TR02-021 Authors: Andreas Jakoby, Maciej Liskiewicz, RĂ¼diger Reischuk

Publication: 15th April 2002 16:08

Downloads: 3517

Keywords:

The subclass of directed series-parallel graphs plays an important role in

computer science. Whether a given graph is series-parallel is a

well studied problem in algorithmic graph theory, for which fast sequential and

parallel algorithms have been developed in a sequence of papers.

Also methods are known to solve the reachability and the decomposition

problem for series-parallel graphs time efficiently.

However, no dedicated results have been obtained for

the space complexity of these problems when restricted to series-parallel

graphs -- the topic of this paper.

Deterministic algorithms are presented for the recognition, reachability,

decomposition and the path counting problem for series-parallel graphs that use only

logarithmic space.

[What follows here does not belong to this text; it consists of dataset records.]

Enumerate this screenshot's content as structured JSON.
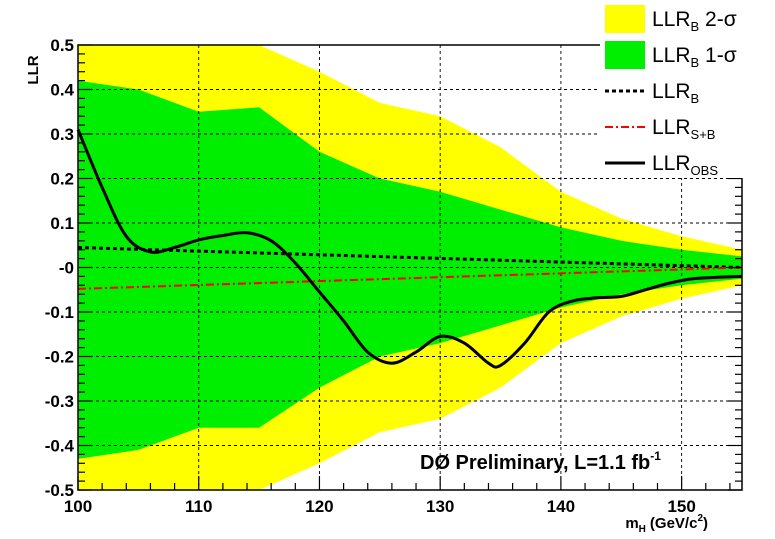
{
  "chart_data": {
    "type": "line",
    "ylabel": "LLR",
    "xlabel_main": "m",
    "xlabel_sub": "H",
    "xlabel_unit": "(GeV/c",
    "xlabel_sup": "2",
    "xlabel_close": ")",
    "xlim": [
      100,
      155
    ],
    "ylim": [
      -0.5,
      0.5
    ],
    "x_ticks": [
      100,
      110,
      120,
      130,
      140,
      150
    ],
    "x_tick_labels": [
      "100",
      "110",
      "120",
      "130",
      "140",
      "150"
    ],
    "y_ticks": [
      0.5,
      0.4,
      0.3,
      0.2,
      0.1,
      0.0,
      -0.1,
      -0.2,
      -0.3,
      -0.4,
      -0.5
    ],
    "y_tick_labels": [
      "0.5",
      "0.4",
      "0.3",
      "0.2",
      "0.1",
      "-0",
      "-0.1",
      "-0.2",
      "-0.3",
      "-0.4",
      "-0.5"
    ],
    "grid": true,
    "annotation": "DØ Preliminary, L=1.1 fb",
    "annotation_sup": "-1",
    "legend_position": "top-right",
    "legend": [
      {
        "key": "band2",
        "main": "LLR",
        "sub": "B",
        "tail": " 2-σ",
        "color": "#ffff00",
        "style": "fill"
      },
      {
        "key": "band1",
        "main": "LLR",
        "sub": "B",
        "tail": " 1-σ",
        "color": "#00ee00",
        "style": "fill"
      },
      {
        "key": "llrb",
        "main": "LLR",
        "sub": "B",
        "tail": "",
        "color": "#000000",
        "style": "dotted"
      },
      {
        "key": "llrsb",
        "main": "LLR",
        "sub": "S+B",
        "tail": "",
        "color": "#ff0000",
        "style": "dashdot"
      },
      {
        "key": "llrobs",
        "main": "LLR",
        "sub": "OBS",
        "tail": "",
        "color": "#000000",
        "style": "solid"
      }
    ],
    "band_2sigma": {
      "x": [
        100,
        105,
        110,
        115,
        120,
        125,
        130,
        135,
        140,
        145,
        150,
        155
      ],
      "upper": [
        0.5,
        0.5,
        0.5,
        0.5,
        0.44,
        0.37,
        0.34,
        0.27,
        0.17,
        0.11,
        0.07,
        0.04
      ],
      "lower": [
        -0.5,
        -0.5,
        -0.5,
        -0.5,
        -0.44,
        -0.37,
        -0.34,
        -0.27,
        -0.17,
        -0.11,
        -0.07,
        -0.04
      ]
    },
    "band_1sigma": {
      "x": [
        100,
        105,
        110,
        115,
        120,
        125,
        130,
        135,
        140,
        145,
        150,
        155
      ],
      "upper": [
        0.42,
        0.4,
        0.35,
        0.36,
        0.26,
        0.2,
        0.17,
        0.13,
        0.09,
        0.06,
        0.04,
        0.025
      ],
      "lower": [
        -0.43,
        -0.41,
        -0.36,
        -0.36,
        -0.27,
        -0.2,
        -0.17,
        -0.13,
        -0.09,
        -0.06,
        -0.04,
        -0.025
      ]
    },
    "series": [
      {
        "key": "llrb",
        "x": [
          100,
          155
        ],
        "y": [
          0.045,
          0.0
        ]
      },
      {
        "key": "llrsb",
        "x": [
          100,
          155
        ],
        "y": [
          -0.048,
          0.0
        ]
      },
      {
        "key": "llrobs",
        "x": [
          100,
          102,
          104,
          106,
          108,
          110,
          112,
          114,
          116,
          118,
          120,
          122,
          124,
          126,
          128,
          130,
          132,
          134,
          135,
          137,
          139,
          141,
          143,
          145,
          147,
          149,
          151,
          153,
          155
        ],
        "y": [
          0.31,
          0.18,
          0.07,
          0.035,
          0.045,
          0.062,
          0.072,
          0.078,
          0.06,
          0.01,
          -0.055,
          -0.12,
          -0.19,
          -0.215,
          -0.19,
          -0.155,
          -0.17,
          -0.215,
          -0.22,
          -0.17,
          -0.1,
          -0.075,
          -0.068,
          -0.065,
          -0.05,
          -0.035,
          -0.025,
          -0.022,
          -0.02
        ]
      }
    ]
  }
}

Since for arbitrary directed graphs reachability and path

counting are believed not to be solvable in Logspace the main contribution of

this work are novel deterministic path finding routines that work

correctly in series-parallel graphs, and a characterization of

series-parallel graphs by forbidden subgraphs that can be tested

space-efficiently. The space bounds are best possible,

i.e. the decision problem is shown to be L-complete with respect to

AC^0-reductions. They have also implications for the parallel time complexity

of these problems when restricted to series-parallel graphs.

Finally, we sketch how these results can be generalised to extension of the

series-parallel graph family: to graphs with multiple sources or multiple sinks

and to the class of minimal vertex series-parallel graphs.